Moderate Spoilers for Accel World vs. Sword Art Online ahead, but I'll keep them as vague as possible.
At one of the climax moments in Accel World vs SAO, a villain's plans come to fruition and it looks like they have the opportunity to kill a character. The cast seems appropriately horrified about this but aren't taking any real action in the moment to stop it, which is something I see a lot in RPGs when one of your party members is killed or captured. I figured this was about to be a "narrative death", which always comes across to me as revulsively cheesy and even unfair - here you have a cast of characters who are willing to fight anything, who you've been able to make victorious through your own skill, and you have to sit there and just watch as a beloved character is taken away?
But then something unexpected happened. The main character said he needed to find a way to stop it, and it opened up into gameplay - with a very visible 15-second timer onscreen, several objects around, and no real hint of what to do. My heart was pounding. I didn't want to fail. I didn't want this character to die. And as I flailed around for 15 seconds with none of my ideas working, I watched in horror as the timer ran out and the villain completed their task.
As a long, sad cutscene played where I was maybe expecting an immediate Game Over, I wondered (my soul wracked with genuine guilt) - is this just a very creative GO sequence? Is it a branching plot, where I have to live with the loss of the character? Or... was this the narrative intention all along, and I actually had no hope of saving the character? Looking it up in a spoiler-free walkthrough a little while later, I noticed their instruction for this part of the level was "Despair for 15 seconds" - indeed, it was designed so that there was nothing the player could do to halt the villain's plans there.
Essentially, it was a quick and streamlined adventure equivalent to the "Unwinnable Boss Battle" where you're intended (and forced) to lose, and the game continues as normal afterwards.
This has had me so fascinated, though.
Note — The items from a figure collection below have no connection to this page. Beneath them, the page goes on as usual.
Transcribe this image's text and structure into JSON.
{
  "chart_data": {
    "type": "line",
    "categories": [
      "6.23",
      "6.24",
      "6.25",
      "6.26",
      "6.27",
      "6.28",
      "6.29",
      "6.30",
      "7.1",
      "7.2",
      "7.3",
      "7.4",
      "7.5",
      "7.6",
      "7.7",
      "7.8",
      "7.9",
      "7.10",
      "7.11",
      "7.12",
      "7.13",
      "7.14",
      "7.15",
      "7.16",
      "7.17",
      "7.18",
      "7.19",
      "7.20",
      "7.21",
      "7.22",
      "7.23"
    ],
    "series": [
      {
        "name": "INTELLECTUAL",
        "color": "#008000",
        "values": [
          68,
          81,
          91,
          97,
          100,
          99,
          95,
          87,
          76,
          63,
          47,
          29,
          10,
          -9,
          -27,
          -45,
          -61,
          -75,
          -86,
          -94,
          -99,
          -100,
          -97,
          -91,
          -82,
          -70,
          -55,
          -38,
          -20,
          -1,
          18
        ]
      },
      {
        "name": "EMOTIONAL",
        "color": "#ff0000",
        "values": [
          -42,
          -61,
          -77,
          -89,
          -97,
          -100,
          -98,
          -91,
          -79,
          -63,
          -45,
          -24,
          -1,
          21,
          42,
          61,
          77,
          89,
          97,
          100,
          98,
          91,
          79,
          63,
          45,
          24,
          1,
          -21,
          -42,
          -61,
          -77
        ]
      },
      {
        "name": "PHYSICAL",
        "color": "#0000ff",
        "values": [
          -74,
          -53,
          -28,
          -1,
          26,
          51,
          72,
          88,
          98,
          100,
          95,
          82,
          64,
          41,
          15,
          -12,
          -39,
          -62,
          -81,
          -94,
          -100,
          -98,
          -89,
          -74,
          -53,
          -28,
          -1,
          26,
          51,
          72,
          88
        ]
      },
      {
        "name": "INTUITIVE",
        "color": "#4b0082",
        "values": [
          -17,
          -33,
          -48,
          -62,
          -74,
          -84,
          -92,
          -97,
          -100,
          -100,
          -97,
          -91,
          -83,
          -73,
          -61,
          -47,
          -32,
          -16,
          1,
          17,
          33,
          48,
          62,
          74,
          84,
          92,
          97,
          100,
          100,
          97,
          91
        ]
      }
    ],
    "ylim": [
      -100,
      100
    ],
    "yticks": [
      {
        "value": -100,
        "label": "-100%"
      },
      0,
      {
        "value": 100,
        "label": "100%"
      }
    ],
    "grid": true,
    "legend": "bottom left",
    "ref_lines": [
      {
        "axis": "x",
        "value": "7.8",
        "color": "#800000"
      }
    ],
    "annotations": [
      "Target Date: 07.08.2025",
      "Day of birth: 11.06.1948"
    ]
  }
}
Had the characters (and I) just watched as the atrocity was committed, it would have felt so shallow, cheesy, disconnected from everything I'd been doing. But giving me those few seconds of gameplay to think I had a chance to stop it completely changed the way I processed it. Instead of "the designers decided I'm losing this character", now it was "I failed to save this character".
In 15 seconds, with no extra narrative work, it became intense, desperate, full of emotional investment and connection. For me, at least, believing that I had the opportunity to succeed allowed me to connect emotionally to my failure and its consequences.
So with that long buildup out of the way, I'd like to open it up to you guys for some general discussion: What do you think of this kind of "Gameplay as Plot" design?
Do you like the idea of presenting something that will necessarily happen in the plot as gameplay (where the player either cannot fail, or cannot succeed), instead of non-interactive narrative?
Do you feel it helps players emotionally invest themselves in the moment in ways that a cutscene can't, or do you feel that players feel merely cheated when they realize that they actually had no agency in the matter? And how do you keep it from becoming overly transparent, to the point that players realize in the moment that they have no agency?
Have you seen this technique used effectively in any games that you've played in the past?